A few weeks ago, I posted some thoughts and photos from the New Afrika Shrine nightclub in Lagos. One of those pictures featured a painting of Burkina Faso’s late president Capt. Thomas Sankara , which was hanging next to a rigger putting up a neon Red Bull sign on the wall. The irony here: Sankara loathed the notion of Africans importing stuff they admired in movies and Western pop culture (like Red Bull), and yet, here was Red Bull hanging next to Sankara. Sankara was a 37 year-old army captain when he died. He was killed in a coup organized by his second in command Capt.

Blaise Compaore, who is president of Burkina Faso to this day. In the four years Sankara was president, he made a long list of enemies in Ouagadougou. Though it should be said, many of those enemies were urban elites in Burkina Faso who didn’t like Sankara’s attacks on urban middle-class affluence in one of the world’s poorest country; it wasn’t because Sankara was a brutal tyrant in the mold of Charles Taylor or Robert Mugabe. Here’s an enthusiastic (if not subjective) account of four years of Sankara.

His assassination was the first big story I covered in Africa. I happened to have arrived in Ouagadougou about a month before Oct. 15, 1987. I took the above photo of Sankara about five days before he was killed. It was at the reception that concluded an anti-apartheid conference held in Ouagadougou. A bit of sidebar trivia: the man with the white beard whose hand Sankara is shaking is George Faisans.
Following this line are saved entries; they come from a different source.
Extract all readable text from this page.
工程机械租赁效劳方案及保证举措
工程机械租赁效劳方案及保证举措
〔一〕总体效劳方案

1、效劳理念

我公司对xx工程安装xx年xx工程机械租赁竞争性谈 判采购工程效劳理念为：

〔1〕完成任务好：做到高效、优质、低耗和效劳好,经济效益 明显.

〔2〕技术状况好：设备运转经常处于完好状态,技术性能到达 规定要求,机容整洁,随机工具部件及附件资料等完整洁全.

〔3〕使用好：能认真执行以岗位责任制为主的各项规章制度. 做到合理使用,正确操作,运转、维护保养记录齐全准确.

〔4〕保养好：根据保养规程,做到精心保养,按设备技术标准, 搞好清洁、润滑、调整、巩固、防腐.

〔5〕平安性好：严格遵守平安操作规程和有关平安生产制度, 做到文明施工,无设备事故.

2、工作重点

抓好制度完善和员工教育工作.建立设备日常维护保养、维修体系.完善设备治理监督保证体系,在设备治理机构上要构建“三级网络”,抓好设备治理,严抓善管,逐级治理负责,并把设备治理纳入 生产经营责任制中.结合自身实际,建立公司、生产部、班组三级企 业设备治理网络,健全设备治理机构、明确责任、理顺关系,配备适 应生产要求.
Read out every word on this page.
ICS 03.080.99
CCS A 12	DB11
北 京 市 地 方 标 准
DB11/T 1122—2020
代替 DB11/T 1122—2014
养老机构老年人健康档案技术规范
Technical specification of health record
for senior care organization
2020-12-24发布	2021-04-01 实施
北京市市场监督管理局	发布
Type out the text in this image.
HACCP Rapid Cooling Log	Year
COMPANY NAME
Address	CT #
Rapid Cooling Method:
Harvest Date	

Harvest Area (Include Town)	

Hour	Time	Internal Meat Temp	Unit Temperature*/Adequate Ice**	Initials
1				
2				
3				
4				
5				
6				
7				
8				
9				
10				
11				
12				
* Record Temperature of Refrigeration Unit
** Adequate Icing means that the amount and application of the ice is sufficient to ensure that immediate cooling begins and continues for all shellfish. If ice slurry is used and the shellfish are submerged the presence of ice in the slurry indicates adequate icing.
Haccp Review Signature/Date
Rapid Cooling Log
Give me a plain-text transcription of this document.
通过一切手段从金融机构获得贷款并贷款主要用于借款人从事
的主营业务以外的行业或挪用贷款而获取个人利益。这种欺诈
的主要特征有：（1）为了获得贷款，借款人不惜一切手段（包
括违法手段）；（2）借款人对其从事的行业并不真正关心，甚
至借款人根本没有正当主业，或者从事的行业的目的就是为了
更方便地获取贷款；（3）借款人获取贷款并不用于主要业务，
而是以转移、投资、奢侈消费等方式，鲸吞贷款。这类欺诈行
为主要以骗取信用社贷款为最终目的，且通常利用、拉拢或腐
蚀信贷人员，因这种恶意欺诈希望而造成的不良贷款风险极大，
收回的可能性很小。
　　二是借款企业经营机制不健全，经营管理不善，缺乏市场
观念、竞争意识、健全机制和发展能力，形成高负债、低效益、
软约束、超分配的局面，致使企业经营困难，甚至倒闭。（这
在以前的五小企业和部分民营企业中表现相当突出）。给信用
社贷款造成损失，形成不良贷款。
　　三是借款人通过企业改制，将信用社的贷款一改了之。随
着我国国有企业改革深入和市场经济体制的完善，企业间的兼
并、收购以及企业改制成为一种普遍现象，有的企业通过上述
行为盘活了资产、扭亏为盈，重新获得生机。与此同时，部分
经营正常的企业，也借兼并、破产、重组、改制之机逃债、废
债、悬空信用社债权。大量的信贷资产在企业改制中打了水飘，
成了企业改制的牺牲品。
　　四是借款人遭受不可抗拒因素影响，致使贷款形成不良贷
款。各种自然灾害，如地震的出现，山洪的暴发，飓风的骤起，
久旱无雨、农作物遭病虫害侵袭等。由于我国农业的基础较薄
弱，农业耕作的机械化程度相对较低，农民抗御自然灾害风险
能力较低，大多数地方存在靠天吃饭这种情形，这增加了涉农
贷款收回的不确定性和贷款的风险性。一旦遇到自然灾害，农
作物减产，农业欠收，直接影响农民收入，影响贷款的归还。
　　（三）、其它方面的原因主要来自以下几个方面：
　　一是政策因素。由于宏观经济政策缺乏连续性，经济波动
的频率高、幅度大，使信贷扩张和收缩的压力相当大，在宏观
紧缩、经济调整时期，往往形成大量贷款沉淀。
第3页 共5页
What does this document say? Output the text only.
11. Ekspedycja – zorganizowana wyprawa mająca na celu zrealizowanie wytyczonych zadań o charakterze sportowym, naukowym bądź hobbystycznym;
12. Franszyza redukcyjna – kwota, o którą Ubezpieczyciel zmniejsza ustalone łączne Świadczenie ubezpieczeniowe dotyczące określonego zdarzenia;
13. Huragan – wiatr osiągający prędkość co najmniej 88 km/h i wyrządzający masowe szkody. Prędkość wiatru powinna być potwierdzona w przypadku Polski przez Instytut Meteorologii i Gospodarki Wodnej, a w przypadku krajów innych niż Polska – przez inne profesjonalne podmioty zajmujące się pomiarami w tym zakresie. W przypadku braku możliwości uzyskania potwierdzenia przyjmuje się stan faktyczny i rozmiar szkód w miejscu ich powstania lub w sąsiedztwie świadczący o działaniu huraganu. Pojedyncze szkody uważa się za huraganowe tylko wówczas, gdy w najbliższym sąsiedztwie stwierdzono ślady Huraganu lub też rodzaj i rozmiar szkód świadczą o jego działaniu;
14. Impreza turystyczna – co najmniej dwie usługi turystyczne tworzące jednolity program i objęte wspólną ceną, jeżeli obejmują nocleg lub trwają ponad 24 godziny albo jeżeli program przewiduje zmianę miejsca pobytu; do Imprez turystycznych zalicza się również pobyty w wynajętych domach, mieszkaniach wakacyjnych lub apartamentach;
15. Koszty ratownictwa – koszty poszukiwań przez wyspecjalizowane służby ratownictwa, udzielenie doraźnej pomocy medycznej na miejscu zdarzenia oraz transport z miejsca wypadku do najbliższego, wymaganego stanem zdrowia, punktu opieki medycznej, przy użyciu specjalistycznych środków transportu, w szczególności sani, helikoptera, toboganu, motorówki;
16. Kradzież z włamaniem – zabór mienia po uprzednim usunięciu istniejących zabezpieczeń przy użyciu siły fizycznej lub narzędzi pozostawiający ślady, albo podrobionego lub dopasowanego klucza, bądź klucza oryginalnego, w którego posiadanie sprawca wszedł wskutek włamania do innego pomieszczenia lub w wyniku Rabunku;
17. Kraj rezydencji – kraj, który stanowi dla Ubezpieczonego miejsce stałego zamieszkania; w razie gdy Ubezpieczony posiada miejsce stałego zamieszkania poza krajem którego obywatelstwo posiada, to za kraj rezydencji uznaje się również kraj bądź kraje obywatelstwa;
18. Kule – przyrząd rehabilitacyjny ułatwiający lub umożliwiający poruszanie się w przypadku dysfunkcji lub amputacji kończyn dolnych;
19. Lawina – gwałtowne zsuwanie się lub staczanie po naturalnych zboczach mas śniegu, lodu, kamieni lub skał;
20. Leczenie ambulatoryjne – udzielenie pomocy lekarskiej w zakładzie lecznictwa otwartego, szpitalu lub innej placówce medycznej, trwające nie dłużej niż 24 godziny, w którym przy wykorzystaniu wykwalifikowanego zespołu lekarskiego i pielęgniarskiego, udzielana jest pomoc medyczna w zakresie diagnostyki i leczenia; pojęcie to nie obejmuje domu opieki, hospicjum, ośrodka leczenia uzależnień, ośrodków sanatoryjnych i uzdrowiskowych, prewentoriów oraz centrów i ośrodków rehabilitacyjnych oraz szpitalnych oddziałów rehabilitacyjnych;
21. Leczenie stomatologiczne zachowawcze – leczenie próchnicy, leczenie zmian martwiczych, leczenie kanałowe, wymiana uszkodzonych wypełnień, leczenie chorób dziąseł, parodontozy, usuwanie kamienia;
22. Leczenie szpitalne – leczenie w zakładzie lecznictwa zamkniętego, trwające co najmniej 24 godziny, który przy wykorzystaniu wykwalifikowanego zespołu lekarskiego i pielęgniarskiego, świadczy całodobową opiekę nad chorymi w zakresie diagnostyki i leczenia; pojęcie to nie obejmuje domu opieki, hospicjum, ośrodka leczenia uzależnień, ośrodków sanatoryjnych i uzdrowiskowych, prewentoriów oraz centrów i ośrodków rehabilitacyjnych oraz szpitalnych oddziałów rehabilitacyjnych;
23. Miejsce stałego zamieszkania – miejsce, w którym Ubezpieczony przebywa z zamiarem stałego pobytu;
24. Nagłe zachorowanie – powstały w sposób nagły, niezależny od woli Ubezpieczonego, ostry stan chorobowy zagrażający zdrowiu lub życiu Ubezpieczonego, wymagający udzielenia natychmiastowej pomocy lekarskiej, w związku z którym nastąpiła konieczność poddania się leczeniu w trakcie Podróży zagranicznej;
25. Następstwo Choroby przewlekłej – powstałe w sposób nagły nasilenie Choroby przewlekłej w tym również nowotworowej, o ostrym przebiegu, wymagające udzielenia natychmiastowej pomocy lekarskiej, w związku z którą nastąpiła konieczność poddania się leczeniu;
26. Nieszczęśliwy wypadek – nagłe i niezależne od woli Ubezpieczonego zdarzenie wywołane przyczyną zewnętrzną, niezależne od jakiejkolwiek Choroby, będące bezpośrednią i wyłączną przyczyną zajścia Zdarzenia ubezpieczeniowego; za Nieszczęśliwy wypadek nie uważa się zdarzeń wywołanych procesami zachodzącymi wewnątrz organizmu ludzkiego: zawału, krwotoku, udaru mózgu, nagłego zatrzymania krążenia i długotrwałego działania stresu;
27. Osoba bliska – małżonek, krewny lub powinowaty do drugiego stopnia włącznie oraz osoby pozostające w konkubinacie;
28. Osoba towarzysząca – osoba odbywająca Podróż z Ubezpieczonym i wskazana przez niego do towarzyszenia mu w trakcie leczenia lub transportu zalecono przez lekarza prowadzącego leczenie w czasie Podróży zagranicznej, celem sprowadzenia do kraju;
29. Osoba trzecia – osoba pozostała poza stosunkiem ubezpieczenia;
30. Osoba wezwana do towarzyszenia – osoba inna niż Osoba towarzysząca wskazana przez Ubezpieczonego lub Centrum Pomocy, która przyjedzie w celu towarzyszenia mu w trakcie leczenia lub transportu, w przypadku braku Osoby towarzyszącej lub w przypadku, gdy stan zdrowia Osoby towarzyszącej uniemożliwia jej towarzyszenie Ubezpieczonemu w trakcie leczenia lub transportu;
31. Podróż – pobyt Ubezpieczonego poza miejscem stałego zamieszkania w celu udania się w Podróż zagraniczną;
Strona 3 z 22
He was at the center of a 1985 controversy in Guadeloupe. A white schoolteacher had kicked a black student (kicking is an outrageous insult in the French West Indies, and is a bitter reminder of the colonial masters’ treatment of slaves). Faisans intervened, attacking and injuring the schoolteacher with a machete. He was sentenced to four years in jail (the schoolteacher was “disciplined”), where he immediately undertook a hunger strike.

Large street protests ensued in Point à Pitre calling for his liberation. He was transferred to a prison in Paris, but the cries from the streets of Guadeloupe were too loud to ignore. Faisans was released on July 24, 1985. Sensing a simpatico revolutionary ambiance in Burkina Faso, Faisans moved there soon after. I’m not sure if Faisans and Sankara had met prior to this picture in 1987. But Sankara seemed to know who Faisans was and his significance. I used to drink with Faisans at a bar in the center of town managed by a lovely Burkinabe rasta named Bawa Dakambary. But that’s another story.